How big that disparity is today, I don’t know.

Breast cancer is not the #1 killer of women. Heart disease is. Cancer (all cancers, not just breast cancer) is #2. So sayeth the Mayo Clinic.

Again, because research in the other broad cancers is already happening. I think the most common cancer across genders is lung cancer, and not smoking helps a lot with that. And there are a lot of campaigns to stop smoking.
Similar for prostate: 80% benefical and removable without problems if caught early; deadly only because almost no men go to screenings.

Another thing is the age of onset: If your grandparent who smokes a pack a day dies of lung cancer in his 90s, you don’t regard this as a tragedy, but rather natural causes (and at his age, he would die of something eventually). Similar with prostate, which usually strikes way beyond 60.
But if your father dies of a heart attack at 40, or your mother of breast cancer at 45, we think that’s a tragedy, so we try to figure out treatments.

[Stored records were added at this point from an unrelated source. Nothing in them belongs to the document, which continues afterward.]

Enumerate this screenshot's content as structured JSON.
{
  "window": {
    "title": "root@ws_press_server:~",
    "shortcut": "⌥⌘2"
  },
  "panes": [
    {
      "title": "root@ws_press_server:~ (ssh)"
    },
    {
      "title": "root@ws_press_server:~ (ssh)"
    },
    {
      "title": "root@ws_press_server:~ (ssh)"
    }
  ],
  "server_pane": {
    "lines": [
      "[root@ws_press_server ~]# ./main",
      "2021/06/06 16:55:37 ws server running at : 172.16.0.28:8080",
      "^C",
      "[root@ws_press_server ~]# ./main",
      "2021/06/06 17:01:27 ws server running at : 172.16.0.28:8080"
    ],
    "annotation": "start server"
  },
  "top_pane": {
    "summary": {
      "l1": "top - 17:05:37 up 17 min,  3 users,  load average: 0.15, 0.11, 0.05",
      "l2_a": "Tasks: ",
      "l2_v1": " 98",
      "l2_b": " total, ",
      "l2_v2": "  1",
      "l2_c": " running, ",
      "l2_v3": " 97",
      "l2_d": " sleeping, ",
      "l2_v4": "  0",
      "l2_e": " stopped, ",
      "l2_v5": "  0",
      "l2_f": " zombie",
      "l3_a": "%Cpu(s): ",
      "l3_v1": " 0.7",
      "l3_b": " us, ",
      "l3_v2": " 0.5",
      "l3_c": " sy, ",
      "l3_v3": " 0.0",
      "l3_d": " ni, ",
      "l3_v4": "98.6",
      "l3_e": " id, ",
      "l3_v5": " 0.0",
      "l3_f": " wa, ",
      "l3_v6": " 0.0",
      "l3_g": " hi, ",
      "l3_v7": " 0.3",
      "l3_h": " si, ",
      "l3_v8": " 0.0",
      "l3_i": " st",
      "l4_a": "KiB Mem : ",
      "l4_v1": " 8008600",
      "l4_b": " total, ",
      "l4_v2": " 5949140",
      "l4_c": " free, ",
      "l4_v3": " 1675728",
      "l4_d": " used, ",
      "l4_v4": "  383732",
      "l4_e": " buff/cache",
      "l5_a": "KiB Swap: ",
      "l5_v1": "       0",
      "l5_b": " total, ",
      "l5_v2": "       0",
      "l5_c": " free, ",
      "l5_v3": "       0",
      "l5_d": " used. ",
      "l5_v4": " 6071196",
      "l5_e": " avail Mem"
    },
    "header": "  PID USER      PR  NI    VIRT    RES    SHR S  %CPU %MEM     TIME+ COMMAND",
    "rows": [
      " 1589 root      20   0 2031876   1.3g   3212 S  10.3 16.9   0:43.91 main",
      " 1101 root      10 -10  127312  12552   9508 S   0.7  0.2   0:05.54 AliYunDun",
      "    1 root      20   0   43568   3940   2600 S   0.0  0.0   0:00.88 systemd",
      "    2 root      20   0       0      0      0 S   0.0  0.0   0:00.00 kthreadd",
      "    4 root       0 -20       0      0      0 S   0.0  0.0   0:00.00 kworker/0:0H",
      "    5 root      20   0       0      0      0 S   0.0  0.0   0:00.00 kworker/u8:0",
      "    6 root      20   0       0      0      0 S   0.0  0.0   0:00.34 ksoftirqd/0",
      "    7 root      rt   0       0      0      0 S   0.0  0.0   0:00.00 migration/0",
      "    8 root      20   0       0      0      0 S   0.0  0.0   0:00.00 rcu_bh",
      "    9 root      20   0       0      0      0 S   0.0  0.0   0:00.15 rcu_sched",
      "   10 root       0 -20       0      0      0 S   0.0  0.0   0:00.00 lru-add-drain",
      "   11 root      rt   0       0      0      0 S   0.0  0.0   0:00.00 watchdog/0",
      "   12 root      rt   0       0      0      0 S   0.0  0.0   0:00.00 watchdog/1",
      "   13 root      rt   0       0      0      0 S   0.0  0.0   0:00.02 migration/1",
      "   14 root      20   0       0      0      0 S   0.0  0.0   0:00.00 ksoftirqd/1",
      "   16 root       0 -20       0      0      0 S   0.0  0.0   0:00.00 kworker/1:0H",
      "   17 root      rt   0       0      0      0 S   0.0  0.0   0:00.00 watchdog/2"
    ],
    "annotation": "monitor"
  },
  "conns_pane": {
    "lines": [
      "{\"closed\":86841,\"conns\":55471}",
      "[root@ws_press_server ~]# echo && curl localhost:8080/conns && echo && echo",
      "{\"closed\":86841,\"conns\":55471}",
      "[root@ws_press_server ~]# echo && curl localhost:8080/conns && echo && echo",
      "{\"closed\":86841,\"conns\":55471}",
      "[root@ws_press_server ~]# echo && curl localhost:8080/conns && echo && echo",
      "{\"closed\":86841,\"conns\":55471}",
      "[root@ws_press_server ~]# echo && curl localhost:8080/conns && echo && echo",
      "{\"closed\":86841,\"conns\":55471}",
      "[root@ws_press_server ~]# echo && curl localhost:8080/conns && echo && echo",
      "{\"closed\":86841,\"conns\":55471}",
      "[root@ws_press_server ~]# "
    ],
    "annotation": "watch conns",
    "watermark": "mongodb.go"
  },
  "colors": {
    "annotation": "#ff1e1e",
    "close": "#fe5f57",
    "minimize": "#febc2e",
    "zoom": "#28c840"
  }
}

I don’t think this is true. Heart attacks kill more women than any kind of cancer, and the most common lethal cancer in women is lung cancer.

Are those the latest figures? Back in the 80s, breast cancer was Nr. 1, but in the last decades, heart attacks have risen. Partly because more women work in stressful jobs (and their stresslevel is almost always higher with the triple-stress of job, family, household), partly because more and more women started smoking and drinking (probably because of the stress). As the doctors and feminists said “The women are taking the bad behaviour from the men, instead of the other way round, that’s the wrong direction”.